Po zmianie stron, zmienił się całkowicie obraz tego meczu. Wiele cierpkich słów wypowiedzianych w szatni wpłynęło motywująco na naszych piłkarzy. Wilkowianka po raz kolejny starała się stłamsić rywala podczas trwania drugich 45 minut pojedynku ligowego. Piłka między naszymi zawodnikami zaczęła krążyć zdecydowanie szybciej. Coraz częściej decydowaliśmy się na strzały z dystansu. Zepchnięty do defensywy przeciwnik ograniczał się jedynie do sporadycznych kontrataków po których nie był w stanie oddać skutecznego strzału. My natomiast wypracowywać zaczęliśmy klarowne sytuację. Właśnie po jednej z takich składnych akcji faulowany w polu karnym gospodarzy był Bartłomiej Bielak. Sędzia bez wahania zdecydował się odgwizdać rzut karny, a pewnym egzekutorem jedenastki okazał się sam poszkodowany. Wszystko zaczęło się więc układać według planu, jaki założyliśmy sobie przed spotkaniem. Mieliśmy zdominować piłkarsko ten niedzielny pojedynek i wydarzenia na boisku jakie obserwowaliśmy w drugiej połowie, mogły świadczyć o tym, że plan zdobycia kompletu punktów zostanie zrealizowany.

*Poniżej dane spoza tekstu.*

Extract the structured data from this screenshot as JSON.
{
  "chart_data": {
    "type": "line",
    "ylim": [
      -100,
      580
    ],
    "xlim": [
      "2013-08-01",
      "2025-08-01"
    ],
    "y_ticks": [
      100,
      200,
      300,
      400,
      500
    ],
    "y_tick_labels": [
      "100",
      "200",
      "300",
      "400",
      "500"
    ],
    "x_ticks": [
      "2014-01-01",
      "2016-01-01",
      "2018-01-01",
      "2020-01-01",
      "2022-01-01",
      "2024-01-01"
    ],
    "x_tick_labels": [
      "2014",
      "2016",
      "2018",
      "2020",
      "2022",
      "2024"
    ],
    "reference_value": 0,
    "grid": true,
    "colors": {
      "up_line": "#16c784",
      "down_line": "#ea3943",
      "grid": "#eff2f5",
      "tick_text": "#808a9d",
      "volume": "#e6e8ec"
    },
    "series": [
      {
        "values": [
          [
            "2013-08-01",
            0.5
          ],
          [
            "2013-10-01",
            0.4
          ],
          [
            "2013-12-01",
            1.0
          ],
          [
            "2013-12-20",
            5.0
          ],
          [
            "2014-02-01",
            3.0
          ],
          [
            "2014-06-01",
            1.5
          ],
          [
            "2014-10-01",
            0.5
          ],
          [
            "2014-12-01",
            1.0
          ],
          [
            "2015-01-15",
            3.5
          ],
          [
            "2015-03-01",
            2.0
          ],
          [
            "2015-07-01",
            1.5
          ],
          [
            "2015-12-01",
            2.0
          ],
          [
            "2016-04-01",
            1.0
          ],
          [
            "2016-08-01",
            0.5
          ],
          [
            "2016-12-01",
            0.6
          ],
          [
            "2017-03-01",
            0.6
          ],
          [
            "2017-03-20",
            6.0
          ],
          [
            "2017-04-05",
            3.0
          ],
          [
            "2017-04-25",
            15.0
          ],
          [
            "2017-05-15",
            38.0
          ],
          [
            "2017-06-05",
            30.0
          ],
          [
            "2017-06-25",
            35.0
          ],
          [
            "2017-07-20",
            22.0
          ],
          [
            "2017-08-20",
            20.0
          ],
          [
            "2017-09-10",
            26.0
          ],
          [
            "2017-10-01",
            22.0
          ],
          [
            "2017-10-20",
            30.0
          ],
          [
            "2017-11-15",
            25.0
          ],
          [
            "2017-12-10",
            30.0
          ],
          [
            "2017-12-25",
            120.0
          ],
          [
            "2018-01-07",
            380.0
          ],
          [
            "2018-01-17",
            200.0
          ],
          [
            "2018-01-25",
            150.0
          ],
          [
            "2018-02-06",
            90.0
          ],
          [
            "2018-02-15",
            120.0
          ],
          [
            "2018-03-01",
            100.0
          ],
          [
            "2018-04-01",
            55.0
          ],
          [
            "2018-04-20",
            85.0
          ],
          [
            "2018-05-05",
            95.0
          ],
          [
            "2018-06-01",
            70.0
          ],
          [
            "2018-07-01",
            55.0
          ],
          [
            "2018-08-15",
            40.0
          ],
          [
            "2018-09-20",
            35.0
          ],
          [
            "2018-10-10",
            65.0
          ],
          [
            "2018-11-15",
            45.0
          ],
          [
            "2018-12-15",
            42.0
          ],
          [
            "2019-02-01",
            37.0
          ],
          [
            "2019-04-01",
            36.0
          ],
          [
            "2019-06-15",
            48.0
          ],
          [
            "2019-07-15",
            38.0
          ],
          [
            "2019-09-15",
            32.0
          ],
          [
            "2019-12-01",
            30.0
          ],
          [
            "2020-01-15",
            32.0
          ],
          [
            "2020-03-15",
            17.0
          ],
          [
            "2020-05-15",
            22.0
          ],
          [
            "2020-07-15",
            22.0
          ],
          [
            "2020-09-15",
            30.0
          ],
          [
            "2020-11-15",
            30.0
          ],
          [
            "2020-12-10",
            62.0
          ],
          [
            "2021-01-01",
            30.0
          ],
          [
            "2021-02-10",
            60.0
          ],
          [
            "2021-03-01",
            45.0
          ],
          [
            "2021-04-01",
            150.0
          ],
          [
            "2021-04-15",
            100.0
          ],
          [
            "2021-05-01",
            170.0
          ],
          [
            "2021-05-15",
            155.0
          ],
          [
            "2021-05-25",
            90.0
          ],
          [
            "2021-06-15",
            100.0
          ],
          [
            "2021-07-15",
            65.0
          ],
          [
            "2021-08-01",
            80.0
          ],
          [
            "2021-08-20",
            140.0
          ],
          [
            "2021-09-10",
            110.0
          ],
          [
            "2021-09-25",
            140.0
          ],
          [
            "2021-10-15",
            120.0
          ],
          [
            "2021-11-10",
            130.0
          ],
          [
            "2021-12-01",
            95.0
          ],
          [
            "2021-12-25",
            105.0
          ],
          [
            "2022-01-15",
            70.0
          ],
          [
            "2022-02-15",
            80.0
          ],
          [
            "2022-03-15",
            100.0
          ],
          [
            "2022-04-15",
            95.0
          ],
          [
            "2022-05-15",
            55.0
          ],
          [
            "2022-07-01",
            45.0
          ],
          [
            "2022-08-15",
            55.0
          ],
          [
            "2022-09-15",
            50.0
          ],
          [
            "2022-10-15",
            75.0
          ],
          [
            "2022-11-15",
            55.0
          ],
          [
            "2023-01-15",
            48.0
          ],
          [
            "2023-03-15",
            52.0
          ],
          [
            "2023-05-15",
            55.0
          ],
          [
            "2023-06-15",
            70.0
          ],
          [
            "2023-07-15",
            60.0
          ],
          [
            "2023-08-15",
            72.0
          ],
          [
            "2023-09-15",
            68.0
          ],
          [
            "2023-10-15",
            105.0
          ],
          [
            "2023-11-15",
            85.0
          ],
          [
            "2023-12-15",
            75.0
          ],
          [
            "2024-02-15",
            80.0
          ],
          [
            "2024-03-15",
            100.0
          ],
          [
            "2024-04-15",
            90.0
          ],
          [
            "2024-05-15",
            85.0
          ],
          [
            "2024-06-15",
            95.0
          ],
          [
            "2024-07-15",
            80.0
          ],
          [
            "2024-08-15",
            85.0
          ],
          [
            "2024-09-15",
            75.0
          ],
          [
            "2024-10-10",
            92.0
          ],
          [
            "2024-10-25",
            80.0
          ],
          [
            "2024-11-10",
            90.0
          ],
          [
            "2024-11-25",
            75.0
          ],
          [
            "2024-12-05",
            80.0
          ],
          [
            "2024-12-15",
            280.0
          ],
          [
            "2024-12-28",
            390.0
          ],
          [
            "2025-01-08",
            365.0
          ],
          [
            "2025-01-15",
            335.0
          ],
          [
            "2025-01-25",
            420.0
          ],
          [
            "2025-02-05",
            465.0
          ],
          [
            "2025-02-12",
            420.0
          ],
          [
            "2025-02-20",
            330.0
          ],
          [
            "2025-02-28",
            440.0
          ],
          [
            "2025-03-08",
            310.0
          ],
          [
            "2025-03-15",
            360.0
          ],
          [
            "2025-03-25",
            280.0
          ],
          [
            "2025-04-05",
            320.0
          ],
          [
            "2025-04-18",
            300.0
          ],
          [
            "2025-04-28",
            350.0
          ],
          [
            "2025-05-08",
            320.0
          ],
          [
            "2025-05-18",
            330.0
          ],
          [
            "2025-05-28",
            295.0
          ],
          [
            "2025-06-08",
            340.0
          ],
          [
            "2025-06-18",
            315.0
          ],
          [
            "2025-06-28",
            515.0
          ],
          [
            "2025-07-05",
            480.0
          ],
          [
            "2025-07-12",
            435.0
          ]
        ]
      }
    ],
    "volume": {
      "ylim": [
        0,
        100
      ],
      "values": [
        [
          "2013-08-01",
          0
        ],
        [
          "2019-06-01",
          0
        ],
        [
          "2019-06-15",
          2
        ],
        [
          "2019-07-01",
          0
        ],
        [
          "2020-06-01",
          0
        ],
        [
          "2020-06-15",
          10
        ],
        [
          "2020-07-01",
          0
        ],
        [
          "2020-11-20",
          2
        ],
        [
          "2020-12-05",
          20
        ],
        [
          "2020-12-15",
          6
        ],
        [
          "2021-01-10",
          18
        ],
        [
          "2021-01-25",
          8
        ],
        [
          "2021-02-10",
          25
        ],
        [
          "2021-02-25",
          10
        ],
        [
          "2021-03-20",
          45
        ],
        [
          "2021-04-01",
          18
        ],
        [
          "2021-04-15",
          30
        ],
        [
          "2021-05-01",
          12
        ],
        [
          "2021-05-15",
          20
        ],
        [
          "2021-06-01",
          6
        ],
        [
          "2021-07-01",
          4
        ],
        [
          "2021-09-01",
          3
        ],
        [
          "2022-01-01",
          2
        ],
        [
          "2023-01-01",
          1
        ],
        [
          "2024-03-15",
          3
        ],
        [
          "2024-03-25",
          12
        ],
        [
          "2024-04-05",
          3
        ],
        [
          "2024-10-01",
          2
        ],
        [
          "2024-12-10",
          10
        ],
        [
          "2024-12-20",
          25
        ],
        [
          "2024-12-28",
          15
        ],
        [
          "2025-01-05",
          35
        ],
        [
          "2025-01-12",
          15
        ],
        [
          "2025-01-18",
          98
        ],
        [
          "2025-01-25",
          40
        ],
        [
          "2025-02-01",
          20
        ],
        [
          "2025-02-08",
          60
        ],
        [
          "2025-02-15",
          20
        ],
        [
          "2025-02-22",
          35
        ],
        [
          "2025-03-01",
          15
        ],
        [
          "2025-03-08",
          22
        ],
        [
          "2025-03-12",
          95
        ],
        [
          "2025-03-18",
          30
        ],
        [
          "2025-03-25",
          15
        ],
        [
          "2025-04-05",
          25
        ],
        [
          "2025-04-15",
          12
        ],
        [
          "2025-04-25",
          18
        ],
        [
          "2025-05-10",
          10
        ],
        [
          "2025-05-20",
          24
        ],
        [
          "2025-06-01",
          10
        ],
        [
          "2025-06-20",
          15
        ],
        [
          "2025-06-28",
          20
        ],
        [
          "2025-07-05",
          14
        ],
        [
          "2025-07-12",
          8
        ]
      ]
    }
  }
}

Gdy zebrani kibice zaczęli się zastanawiać ile goli zdobędzie jeszcze Wilkowianka, nieoczekiwanie po błędzie w formacji obronnej tracimy bramkę, a tym samym komplet punktów stał się ponownie odległy. Ciężko zrozumieć futbol, gdy zaczyna pisać tak zaskakujące scenariusze.
Do końca spotkania udało nam się stworzyć jeszcze dwie klarowne sytuację, ale swoje pojedynki z bramkarzem gospodarzy przegrali Bartłomiej Bielak i wprowadzony w drugiej części spotkania Dawid Dubiel.
Niestety nie potrafiliśmy potwierdzić dobrej dyspozycji podczas niedzielnej konfrontacji. Podział punktów w Różanej można uznać za lekką niespodziankę, ale o ile pamięć nas nie myli to jeszcze nigdy nie udało nam się odnieść tam zwycięstwa. Okazja na przełamanie tej serii była naprawdę ogromna, ale problemu z koncentracją i skutecznością ograbiły nas z tych marzeń.
Podczas najbliższej kolejki Wilkowianka miała rozgrywać spotkanie z Błękitnymi Kościelec. Spotkanie zostało jednak przełożone. O powodach takiej decyzji na pewno Was jeszcze poinformujemy :)
Póki co trzymamy kciuki za powrót na właściwe tory i powtórne zdobywanie kompletów punktów przez nasz ukochany zespół!